Ibarra se réfère ici à des gestes comme celui du FC Barcelone qui a reçu Tomillero au Camp Nou avant le match contre Grenade le 29 octobre. Ce jour-là, Tomillero et Marius Tomé, qui l'accompagnait à la réception, étaient très enthousiastes : « Il se peut que ce soit le début de quelque chose de nouveau, il se peut qu'après cela, les jeunes joueurs qui sont homosexuels, parce qu'il y en a sûrement, nous écoutent et osent passer le pas ».

Les chaussures de Jesus lorsqu'il arbitre un match.

Poser la question à des joueurs d'hier et d'aujourd'hui n'éclaircit pas le mystère. Martin Mantovani, capitaine du CD Leganés, et Santiago Cañizares, ancien gardien du Real Madrid et du FC Valence en sont des exemples. Mantovani assure qu'il n'a jamais « connu de joueur homosexuel » en 14 ans de carrière, et Cañizares pense que « le football n'est pas un refuge naturel pour les homosexuels », puisqu'« en principe, ils préfèrent la mode et la glamour ». Edu Polo, journaliste sportif spécialiste du FC Barcelone, croit qu' « il n'y a pas de footballeurs gays dans l'élite », parce qu' « ils ne pourraient pas supporter la pression d'une carrière les menant au sommet dans des vestiaires qui sont encore aujourd'hui très machistes ».

« Tomillero porte en lui deux contradictions : la première c'est d'être un arbitre gay dans un monde aussi machiste que ce celui du football et la deuxième, c'est d'être encarté au Parti Populaire qui s'est opposé à la légalisation du mariage homosexuel en Espagne en 2005 », rappelle Miguel Ángel López, fondateur et ancien directeur du magazine Zero.

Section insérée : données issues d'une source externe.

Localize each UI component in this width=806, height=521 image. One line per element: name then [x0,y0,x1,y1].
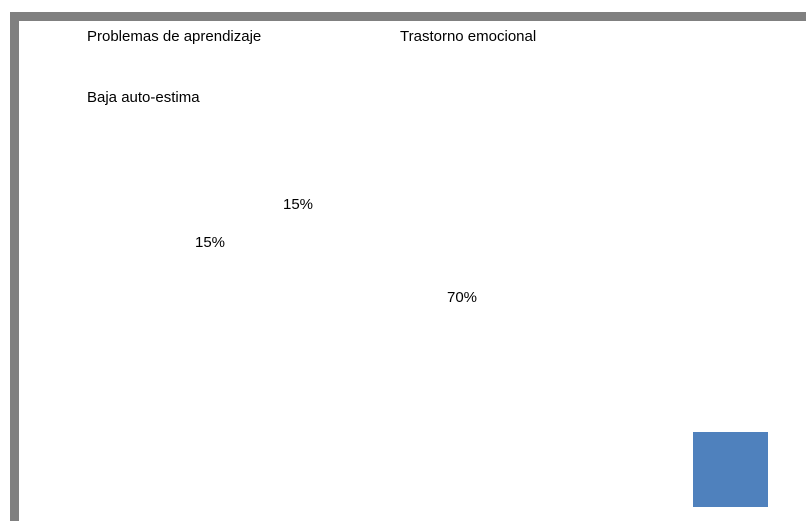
legend-entry: Baja auto-estima [87,89,200,106]
frame-left [10,12,19,521]
legend-entry: Problemas de aprendizaje [87,28,261,45]
data-label: 70% [447,289,477,306]
data-label: 15% [283,196,313,213]
data-label: 15% [195,234,225,251]
plot-placeholder [693,432,768,507]
frame-top [10,12,806,21]
legend-entry: Trastorno emocional [400,28,536,45]
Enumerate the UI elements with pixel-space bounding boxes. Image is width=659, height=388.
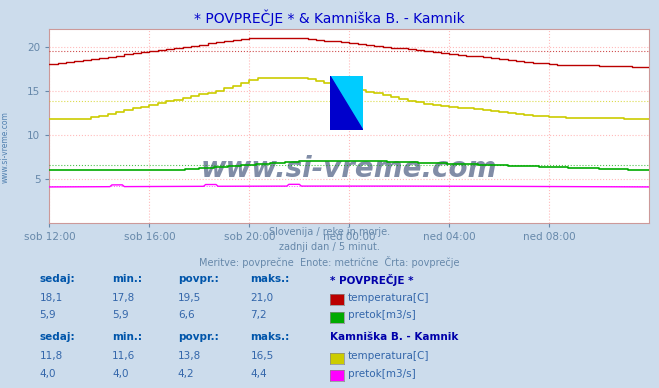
Text: 11,6: 11,6 [112, 351, 135, 361]
Text: 16,5: 16,5 [250, 351, 273, 361]
Text: 4,0: 4,0 [112, 369, 129, 379]
Text: maks.:: maks.: [250, 274, 290, 284]
Text: min.:: min.: [112, 274, 142, 284]
Text: * POVPREČJE * & Kamniška B. - Kamnik: * POVPREČJE * & Kamniška B. - Kamnik [194, 10, 465, 26]
Text: pretok[m3/s]: pretok[m3/s] [348, 369, 416, 379]
Text: 18,1: 18,1 [40, 293, 63, 303]
Text: povpr.:: povpr.: [178, 274, 219, 284]
Text: 5,9: 5,9 [40, 310, 56, 320]
Text: povpr.:: povpr.: [178, 332, 219, 342]
Text: 4,0: 4,0 [40, 369, 56, 379]
Text: * POVPREČJE *: * POVPREČJE * [330, 274, 413, 286]
Text: sedaj:: sedaj: [40, 332, 75, 342]
Text: 11,8: 11,8 [40, 351, 63, 361]
Text: pretok[m3/s]: pretok[m3/s] [348, 310, 416, 320]
Text: 13,8: 13,8 [178, 351, 201, 361]
Text: www.si-vreme.com: www.si-vreme.com [1, 111, 10, 184]
Text: 4,2: 4,2 [178, 369, 194, 379]
Text: sedaj:: sedaj: [40, 274, 75, 284]
Text: Meritve: povprečne  Enote: metrične  Črta: povprečje: Meritve: povprečne Enote: metrične Črta:… [199, 256, 460, 268]
Text: 21,0: 21,0 [250, 293, 273, 303]
Text: zadnji dan / 5 minut.: zadnji dan / 5 minut. [279, 242, 380, 252]
Text: www.si-vreme.com: www.si-vreme.com [201, 155, 498, 183]
Text: 6,6: 6,6 [178, 310, 194, 320]
Text: min.:: min.: [112, 332, 142, 342]
Text: temperatura[C]: temperatura[C] [348, 293, 430, 303]
Text: 19,5: 19,5 [178, 293, 201, 303]
Text: maks.:: maks.: [250, 332, 290, 342]
Text: 5,9: 5,9 [112, 310, 129, 320]
Text: 7,2: 7,2 [250, 310, 267, 320]
Text: Kamniška B. - Kamnik: Kamniška B. - Kamnik [330, 332, 458, 342]
Text: Slovenija / reke in morje.: Slovenija / reke in morje. [269, 227, 390, 237]
Text: temperatura[C]: temperatura[C] [348, 351, 430, 361]
Text: 17,8: 17,8 [112, 293, 135, 303]
Text: 4,4: 4,4 [250, 369, 267, 379]
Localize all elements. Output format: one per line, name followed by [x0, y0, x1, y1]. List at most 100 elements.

Vers le milieu de la décennie passée, Zero, qui a permis à des réalisateurs de cinéma, des militaires ou encore des membres de l'Eglise de faire leur coming out, était « sur le point de faire plusieurs couvertures avec des footballeurs de l'élite ». Certains d'entre eux allaient parler de leur homosexualité sans faire de mystère, mais des clubs comme « le Real Madrid, le FC Barcelone, l'Athletic Club de Bilbao et la Real Sociedad » ont, d'après López, refusé la publication. « La réponse qui m'a le plus marqué a été celle des dirigeants Real Madrid qui nous ont écrit que dans leur équipe il n'y avait pas de joueurs homosexuels, et que même s'il y en avait ils ne nous le diraient pas. J'ai toujours cette lettre », assure López.

« Qu'il n'existe pas de footballeur professionnel homosexuel en Espagne est étrange, parce qu'il est certain qu'il y en a, mais ce qui est encore plus étrange c'est qu'il n'y en ait pas non plus dans les divisions inférieures, conclut Tomillero. Même s'il n'y a pas d'arbitre ou d'entraîneur non plus. C'est parce qu'ils ont peur, mais cette peur doit disparaître. Je suis peut-être le premier, mais je ne serai pas le dernier ».